Debt and financial pressure

While the idea of job hopping once promised quick salary gains, rising living costs, inflation, and mortgage pressures have made employees view changing jobs as “risky and reckless”, Calder explained.

“Sure, there might be extra dollars being offered by changing companies, but after the 2022 salary lures and subsequent job losses, employees are second-guessing these decisions,” she said.

Amid these economic and financial pressures, Calder shared that “stability, not ambition”, has become the priority for many workers, who prefer to avoid gambling on short-term gains that could come with long-term costs.

Loyalty redefined

The concept of loyalty within the workplace hasn’t disappeared; instead, Calder explained it has been “redefined”.

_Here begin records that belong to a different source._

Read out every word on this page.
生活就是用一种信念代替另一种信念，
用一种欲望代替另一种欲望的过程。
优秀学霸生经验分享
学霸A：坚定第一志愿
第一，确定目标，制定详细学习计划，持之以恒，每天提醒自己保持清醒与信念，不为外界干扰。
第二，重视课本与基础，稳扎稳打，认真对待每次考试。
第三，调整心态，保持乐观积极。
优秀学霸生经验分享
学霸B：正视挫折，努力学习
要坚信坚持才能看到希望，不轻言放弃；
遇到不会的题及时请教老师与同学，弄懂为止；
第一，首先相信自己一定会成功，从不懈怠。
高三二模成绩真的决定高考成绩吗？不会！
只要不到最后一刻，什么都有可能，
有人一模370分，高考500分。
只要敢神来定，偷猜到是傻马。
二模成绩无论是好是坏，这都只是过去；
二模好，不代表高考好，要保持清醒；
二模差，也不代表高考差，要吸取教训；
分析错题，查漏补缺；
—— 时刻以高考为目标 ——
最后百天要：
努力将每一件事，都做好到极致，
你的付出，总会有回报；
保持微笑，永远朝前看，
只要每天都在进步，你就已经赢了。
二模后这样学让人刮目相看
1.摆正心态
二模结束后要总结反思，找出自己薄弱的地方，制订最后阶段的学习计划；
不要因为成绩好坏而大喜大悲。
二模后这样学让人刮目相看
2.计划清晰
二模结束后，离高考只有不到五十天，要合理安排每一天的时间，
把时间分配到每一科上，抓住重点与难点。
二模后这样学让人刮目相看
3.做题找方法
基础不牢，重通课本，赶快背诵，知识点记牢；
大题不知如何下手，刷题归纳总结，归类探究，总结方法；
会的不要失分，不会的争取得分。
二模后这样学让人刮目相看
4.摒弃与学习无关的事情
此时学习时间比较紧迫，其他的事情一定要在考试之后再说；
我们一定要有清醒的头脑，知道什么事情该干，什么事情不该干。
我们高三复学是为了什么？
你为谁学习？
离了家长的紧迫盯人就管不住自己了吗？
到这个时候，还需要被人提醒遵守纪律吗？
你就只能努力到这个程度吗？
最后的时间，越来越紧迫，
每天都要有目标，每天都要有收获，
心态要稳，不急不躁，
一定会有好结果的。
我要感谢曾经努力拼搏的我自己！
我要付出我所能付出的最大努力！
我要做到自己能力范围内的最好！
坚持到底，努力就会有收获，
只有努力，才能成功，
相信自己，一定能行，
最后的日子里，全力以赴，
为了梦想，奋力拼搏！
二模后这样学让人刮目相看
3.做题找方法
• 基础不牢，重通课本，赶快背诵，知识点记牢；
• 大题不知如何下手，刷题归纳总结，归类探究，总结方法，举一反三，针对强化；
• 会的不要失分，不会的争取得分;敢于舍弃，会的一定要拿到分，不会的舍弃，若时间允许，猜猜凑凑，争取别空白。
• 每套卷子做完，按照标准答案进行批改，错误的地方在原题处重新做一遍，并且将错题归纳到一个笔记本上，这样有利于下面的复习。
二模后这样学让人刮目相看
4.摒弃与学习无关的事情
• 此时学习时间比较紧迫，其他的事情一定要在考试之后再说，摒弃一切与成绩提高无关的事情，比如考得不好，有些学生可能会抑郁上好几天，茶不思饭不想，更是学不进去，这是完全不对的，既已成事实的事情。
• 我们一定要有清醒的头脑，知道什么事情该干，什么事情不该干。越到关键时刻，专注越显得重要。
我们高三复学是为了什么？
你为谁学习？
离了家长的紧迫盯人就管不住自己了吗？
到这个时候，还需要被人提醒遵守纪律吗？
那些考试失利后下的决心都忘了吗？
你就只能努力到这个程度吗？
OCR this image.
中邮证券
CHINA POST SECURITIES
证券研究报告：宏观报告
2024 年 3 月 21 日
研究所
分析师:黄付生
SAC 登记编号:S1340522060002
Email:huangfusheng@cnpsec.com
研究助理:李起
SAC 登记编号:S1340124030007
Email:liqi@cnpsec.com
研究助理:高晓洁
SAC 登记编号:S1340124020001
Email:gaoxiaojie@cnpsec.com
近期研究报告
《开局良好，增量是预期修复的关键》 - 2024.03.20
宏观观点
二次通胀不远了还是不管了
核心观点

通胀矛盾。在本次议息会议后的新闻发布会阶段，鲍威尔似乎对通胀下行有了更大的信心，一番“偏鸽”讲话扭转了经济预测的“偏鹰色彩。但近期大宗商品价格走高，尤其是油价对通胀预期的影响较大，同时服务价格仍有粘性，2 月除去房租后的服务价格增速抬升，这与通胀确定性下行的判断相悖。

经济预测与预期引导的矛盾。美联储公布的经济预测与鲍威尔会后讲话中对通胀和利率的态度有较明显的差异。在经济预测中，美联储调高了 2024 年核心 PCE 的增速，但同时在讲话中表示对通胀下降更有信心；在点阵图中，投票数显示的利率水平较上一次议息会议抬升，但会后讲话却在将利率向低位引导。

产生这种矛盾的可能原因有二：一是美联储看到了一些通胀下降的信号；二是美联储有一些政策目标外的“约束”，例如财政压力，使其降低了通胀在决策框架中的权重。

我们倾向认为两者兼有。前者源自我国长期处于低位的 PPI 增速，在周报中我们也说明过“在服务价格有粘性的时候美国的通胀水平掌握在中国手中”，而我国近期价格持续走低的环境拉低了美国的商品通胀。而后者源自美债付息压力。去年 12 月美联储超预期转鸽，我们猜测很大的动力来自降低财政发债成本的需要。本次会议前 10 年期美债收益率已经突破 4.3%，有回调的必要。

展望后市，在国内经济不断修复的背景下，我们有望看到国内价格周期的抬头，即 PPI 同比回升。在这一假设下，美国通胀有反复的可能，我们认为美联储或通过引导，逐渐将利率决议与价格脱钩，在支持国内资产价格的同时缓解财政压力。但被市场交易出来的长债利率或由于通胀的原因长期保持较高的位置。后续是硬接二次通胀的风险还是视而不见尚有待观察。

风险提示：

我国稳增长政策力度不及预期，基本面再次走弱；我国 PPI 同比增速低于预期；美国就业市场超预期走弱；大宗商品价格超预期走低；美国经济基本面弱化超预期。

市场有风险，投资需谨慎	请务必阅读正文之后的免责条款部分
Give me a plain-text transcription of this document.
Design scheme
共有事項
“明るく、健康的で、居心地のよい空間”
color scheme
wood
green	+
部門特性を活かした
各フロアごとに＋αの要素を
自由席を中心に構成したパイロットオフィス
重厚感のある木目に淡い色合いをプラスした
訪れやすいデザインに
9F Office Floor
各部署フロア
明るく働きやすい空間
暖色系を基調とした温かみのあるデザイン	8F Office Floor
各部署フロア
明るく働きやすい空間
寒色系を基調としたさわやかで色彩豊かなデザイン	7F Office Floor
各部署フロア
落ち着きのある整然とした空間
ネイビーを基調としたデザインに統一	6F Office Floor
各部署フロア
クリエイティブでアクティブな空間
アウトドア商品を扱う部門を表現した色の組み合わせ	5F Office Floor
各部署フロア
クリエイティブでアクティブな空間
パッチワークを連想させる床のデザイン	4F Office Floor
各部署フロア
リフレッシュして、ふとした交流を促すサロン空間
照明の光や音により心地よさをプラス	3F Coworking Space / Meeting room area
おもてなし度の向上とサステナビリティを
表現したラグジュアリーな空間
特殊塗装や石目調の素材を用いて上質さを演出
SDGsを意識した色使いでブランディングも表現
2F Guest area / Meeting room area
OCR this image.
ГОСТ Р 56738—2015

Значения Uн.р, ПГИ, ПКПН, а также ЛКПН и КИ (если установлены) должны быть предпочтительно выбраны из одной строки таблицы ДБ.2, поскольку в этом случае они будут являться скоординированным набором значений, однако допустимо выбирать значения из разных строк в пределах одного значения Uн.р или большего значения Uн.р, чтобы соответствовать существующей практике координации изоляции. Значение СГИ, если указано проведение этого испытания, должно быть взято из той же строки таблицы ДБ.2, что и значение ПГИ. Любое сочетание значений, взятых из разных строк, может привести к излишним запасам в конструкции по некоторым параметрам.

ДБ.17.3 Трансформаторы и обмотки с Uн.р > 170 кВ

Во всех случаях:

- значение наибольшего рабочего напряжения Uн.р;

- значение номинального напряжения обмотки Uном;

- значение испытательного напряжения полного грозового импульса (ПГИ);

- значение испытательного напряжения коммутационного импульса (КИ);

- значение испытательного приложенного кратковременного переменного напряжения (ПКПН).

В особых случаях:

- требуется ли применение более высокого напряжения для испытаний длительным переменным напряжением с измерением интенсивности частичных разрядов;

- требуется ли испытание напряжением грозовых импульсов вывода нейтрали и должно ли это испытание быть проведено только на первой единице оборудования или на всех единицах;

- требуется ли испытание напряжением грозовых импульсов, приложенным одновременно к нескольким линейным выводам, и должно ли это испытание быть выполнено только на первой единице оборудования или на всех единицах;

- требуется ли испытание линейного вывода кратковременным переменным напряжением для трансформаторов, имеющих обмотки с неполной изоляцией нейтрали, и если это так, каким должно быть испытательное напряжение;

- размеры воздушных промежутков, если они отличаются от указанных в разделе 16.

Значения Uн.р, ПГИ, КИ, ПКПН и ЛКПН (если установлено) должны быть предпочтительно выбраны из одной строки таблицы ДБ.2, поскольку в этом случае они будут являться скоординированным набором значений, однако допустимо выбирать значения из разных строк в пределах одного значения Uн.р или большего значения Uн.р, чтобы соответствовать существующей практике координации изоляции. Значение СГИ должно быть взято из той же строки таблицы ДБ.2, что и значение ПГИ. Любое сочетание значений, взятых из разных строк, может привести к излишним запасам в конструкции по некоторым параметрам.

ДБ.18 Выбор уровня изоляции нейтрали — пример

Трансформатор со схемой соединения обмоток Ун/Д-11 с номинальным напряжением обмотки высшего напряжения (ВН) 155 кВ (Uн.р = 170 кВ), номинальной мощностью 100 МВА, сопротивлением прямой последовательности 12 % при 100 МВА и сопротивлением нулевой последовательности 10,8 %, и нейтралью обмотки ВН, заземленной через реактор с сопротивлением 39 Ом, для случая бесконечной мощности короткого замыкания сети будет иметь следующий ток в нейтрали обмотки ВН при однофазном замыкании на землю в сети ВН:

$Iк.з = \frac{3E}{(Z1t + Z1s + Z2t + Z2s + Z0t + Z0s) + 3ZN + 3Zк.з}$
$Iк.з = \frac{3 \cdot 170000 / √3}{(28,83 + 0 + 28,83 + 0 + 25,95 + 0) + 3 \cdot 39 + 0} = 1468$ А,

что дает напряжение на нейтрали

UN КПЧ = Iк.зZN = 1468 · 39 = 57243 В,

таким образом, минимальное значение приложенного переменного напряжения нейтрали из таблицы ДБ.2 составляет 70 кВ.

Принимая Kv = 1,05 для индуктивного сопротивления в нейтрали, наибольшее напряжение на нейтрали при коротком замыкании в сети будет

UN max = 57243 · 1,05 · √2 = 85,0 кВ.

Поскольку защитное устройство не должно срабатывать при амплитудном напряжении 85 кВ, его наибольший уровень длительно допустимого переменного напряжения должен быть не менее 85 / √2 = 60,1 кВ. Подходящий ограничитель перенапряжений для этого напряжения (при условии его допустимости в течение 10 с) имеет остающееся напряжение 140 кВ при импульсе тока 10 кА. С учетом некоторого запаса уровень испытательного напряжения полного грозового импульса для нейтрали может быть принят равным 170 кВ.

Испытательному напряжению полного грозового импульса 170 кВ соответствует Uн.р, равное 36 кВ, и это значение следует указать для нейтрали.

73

According to Calder, today’s employees aren’t staying in their roles out of “blind allegiance” but because they “believe in the people they work with and the purpose behind the job”.

“It’s about staying where they feel anchored and aligned,” she said.

This marks a significant shift from previous generations’ view of loyalty as allegiance to “institutions”, with Calder noting that today’s employees see it instead as a commitment “to their teams, values, and workplace culture”.

Identity entanglement

In an age where job titles often feel synonymous with personal identity, many employees struggle to separate themselves from their professional personas.

Calder explained that this has led some to “confuse leaving a job with losing a sense of self”.

She noted that the “blurred boundaries of home and work” have intensified, particularly during the COVID-19 pandemic, when these two separate environments merged out of necessity.

This phenomenon of identity entanglement, Calder said, has only been “heightened further with increased workloads due to the skills crisis and the push to ‘find your passion and purpose’”.

As a result, she noted how changing jobs for employees can feel like a loss of identity for many, making them more inclined to remain where they feel seen, valued, and understood.

“Some confuse leaving a job with losing a sense of self, confusing career success with personal worth, ‘I am a human resources manager’ as opposed to ‘I work as a human resources manager’,” she said.

A reassessment of ambition

Finally, beneath the surface lies a deeper generational and cultural re-evaluation of ambition itself.

Calder pointed out that the traditional “era of ambition, [wanting] more and constant striving is being questioned”, as employees increasingly “choose stability over the perpetual seeking of advancement”.

This shift, she explained, is particularly evident among younger workers who “witnessed their parents sacrifice so much for their careers” and are now reassessing what success truly means.

What comes next?

While the current trend of employees staying put may seem like a reversal of the recent headlines surrounding ‘the Great Resignation’, Calder views it as a natural evolution.

“It’s been brewing beneath the surface. The Great Resignation made headlines, but it was only one part of the story. Post-pandemic, people considered not just where they work but why they work,” she said.

“The pendulum swung, first towards radical change and even rebellion, then back towards cautious grounding. Many aren’t staying because they’re passive or stuck. They’re staying because they are recalibrating what matters.”

Although these factors help explain why many employees are currently choosing stability, Calder emphasised that this mindset is not permanent and will continue to shift over time.

“Trends are rarely permanent. What resembles loyalty today might look like inertia or stagnation tomorrow. I think we will see divergence: some will embed deeply in roles that offer meaning, flexibility, and respect. Others will reawaken to ambition as markets stabilise, or opportunities peak and reignite interest,” she said.